The test was conducted by researchers at the University of Chile in Santiago, Chile. “Simply put, we placed conditioned astrocyte media containing all the substances secreted by these cells into the vascular region of fertilized eggs.
As the vascular cells multiplied, it was possible to see how the vessel formation proceeded as egg vascularization could be induced or inhibited by the secreted substances,” Trindade said.
In addition to their effects on vascularization, astrocytes from patients with schizophrenia showed chronic inflammation.
“Astrocytes are known to regulate immune response in the central nervous system, so it is possible that they promote more immature or less efficient vascularization. Our patient-derived astrocytes secreted more interleukin-8 (IL-8) than the controls. IL-8 is pro-inflammatory and is suspected to be the major cause of the vascular dysfunction associated with schizophrenia,” he said.
According to the authors, the findings reinforce the role of neurodevelopment in schizophrenia and clearly show that astrocytes are important as mediators.
“The symptoms of the disease usually manifest in young adulthood, but as our study shows, the glial cells of these patients are different from the start, which affects the neurological development of the fetus. Differentiation and brain formation are both changed. It may therefore be the case that systematically altered vascularization leads to early brain circuit malformation, and this in turn later leads to schizophrenia,” Nascimento said.

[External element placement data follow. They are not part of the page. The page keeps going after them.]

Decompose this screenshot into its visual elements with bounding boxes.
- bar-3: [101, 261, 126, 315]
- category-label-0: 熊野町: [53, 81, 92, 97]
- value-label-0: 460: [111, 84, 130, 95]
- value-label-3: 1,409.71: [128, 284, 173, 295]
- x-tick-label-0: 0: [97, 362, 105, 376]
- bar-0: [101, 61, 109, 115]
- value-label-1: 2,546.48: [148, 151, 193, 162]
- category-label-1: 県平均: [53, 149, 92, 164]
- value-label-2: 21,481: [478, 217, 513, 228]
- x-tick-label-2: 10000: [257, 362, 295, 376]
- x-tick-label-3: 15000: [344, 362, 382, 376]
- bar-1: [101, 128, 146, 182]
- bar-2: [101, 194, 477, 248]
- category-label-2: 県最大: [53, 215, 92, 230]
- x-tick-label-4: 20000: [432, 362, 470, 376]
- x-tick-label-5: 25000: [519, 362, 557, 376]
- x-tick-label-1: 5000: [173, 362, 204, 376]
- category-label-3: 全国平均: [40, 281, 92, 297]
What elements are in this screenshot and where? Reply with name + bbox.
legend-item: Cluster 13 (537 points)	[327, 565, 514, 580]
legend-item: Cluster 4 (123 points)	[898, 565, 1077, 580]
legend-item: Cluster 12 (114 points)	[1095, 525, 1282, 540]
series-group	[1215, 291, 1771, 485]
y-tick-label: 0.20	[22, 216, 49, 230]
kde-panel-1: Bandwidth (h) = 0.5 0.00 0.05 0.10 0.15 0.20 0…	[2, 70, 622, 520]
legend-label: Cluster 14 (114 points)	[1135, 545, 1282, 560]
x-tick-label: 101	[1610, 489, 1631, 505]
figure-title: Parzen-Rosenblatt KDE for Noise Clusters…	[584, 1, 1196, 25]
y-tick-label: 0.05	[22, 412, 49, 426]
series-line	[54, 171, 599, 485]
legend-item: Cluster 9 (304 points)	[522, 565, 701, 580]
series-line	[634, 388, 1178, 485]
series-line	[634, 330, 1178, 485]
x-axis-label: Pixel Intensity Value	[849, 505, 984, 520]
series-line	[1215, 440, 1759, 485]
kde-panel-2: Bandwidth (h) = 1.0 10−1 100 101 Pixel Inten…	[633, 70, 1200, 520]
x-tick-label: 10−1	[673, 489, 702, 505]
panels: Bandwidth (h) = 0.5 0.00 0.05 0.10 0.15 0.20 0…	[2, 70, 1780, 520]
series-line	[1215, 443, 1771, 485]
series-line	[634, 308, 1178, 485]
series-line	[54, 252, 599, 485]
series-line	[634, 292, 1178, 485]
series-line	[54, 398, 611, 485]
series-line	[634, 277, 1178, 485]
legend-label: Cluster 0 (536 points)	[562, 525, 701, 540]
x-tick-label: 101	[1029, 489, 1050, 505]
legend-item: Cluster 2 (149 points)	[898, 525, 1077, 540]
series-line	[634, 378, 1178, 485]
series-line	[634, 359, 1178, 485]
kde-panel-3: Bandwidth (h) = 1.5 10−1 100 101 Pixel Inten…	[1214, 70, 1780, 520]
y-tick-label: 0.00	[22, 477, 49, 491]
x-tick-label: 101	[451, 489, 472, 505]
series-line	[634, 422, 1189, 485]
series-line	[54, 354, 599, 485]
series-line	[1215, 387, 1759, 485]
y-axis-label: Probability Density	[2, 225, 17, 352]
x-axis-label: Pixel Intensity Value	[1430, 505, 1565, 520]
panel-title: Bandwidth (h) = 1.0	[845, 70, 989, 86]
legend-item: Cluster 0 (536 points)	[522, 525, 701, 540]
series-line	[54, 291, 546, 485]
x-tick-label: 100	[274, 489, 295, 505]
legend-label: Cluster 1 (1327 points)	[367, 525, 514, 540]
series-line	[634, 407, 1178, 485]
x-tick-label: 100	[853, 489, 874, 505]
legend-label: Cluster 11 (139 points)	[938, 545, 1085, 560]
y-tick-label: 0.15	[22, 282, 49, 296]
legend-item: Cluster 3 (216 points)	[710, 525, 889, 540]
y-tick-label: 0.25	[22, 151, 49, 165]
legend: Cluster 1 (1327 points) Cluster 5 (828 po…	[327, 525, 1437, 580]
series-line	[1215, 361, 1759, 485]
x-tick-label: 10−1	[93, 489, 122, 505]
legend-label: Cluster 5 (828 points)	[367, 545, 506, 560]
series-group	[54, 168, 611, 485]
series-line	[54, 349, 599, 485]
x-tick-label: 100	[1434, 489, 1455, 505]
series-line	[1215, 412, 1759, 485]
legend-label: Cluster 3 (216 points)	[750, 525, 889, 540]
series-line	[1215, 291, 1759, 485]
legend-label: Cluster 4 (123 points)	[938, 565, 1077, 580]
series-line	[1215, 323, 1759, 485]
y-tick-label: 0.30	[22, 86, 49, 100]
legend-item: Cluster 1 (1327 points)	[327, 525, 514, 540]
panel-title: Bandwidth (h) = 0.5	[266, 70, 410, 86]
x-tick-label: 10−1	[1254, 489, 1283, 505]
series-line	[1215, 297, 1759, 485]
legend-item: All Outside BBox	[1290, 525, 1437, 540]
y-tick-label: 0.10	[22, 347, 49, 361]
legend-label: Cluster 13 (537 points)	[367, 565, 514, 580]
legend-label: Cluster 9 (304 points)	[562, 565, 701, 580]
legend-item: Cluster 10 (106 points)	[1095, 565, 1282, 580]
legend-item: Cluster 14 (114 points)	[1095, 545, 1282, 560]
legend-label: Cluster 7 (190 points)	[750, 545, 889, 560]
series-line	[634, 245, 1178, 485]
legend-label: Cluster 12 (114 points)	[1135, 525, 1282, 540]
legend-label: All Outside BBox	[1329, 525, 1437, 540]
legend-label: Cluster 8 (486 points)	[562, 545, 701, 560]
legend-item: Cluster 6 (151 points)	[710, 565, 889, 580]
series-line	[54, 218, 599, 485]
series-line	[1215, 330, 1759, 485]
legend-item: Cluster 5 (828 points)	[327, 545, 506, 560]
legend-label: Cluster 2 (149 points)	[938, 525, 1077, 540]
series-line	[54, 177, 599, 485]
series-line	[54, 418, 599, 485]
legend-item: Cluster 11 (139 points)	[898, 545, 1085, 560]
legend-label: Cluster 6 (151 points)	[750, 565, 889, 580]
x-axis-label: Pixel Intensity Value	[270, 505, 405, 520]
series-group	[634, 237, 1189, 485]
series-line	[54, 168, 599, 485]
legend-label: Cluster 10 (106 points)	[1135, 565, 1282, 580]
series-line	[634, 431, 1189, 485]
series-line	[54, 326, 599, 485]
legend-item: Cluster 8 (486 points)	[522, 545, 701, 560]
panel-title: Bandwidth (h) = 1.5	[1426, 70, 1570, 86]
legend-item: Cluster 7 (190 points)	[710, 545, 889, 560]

Another point made in the article is how important astrocytes are to neurological disorders.
“The role of glial cells, including astrocytes, not only in schizophrenia, but also in neurological disorders in general, has been discovered relatively recently. The predominant view used to be that researchers should focus on neurons. Our vision and understanding of the disease is expanding,” said Martins-de-Souza.
About this news about schizophrenia and neuroscience research
Writer: Heloisa Reinert
Source: FAPESP
Contact: Heloisa Reinert – FAPESP
Image: The image is in the public domain
Original research: Closed access.
“Induced pluripotent stem cell-derived astrocytes from patients with schizophrenia show an inflammatory phenotype affecting vascularization” by Daniel Martins-de-Souza et al. Molecular Psychiatry
Abstract
Induced pluripotent stem cell-derived astrocytes from patients with schizophrenia show an inflammatory phenotype affecting vascularization
Molecular and functional abnormalities of astrocytes have been implicated in the etiology and pathogenesis of schizophrenia (SCD).
In this study, we investigated the proteome, inflammatory responses and secretome effects on vascularization of human induced pluripotent stem cell (hiPSC)-derived astrocytes from patients with SCD.
Proteomic analysis revealed changes in proteins related to immune function and vascularization. Decreased expression of the nuclear factor kappa B (NF-κB) p65 subunit was observed in these astrocytes, without increasing cytokine secretion following tumor necrosis factor-alpha (TNF-a) stimulation.
Among the inflammatory cytokines, interleukin (IL)-8 secretion was particularly increased in SCZ patient-derived astrocyte-conditioned medium (ASBSCM). In a chicken chorioallantoic membrane (CAM) assay, ASBSCM reduced the diameter of newly grown vessels. This effect could be mimicked with exogenous addition of IL-8.
Taken together, our results suggest that SCD astrocytes are immunologically dysfunctional and, consequently, may affect vascularization through secreted factors.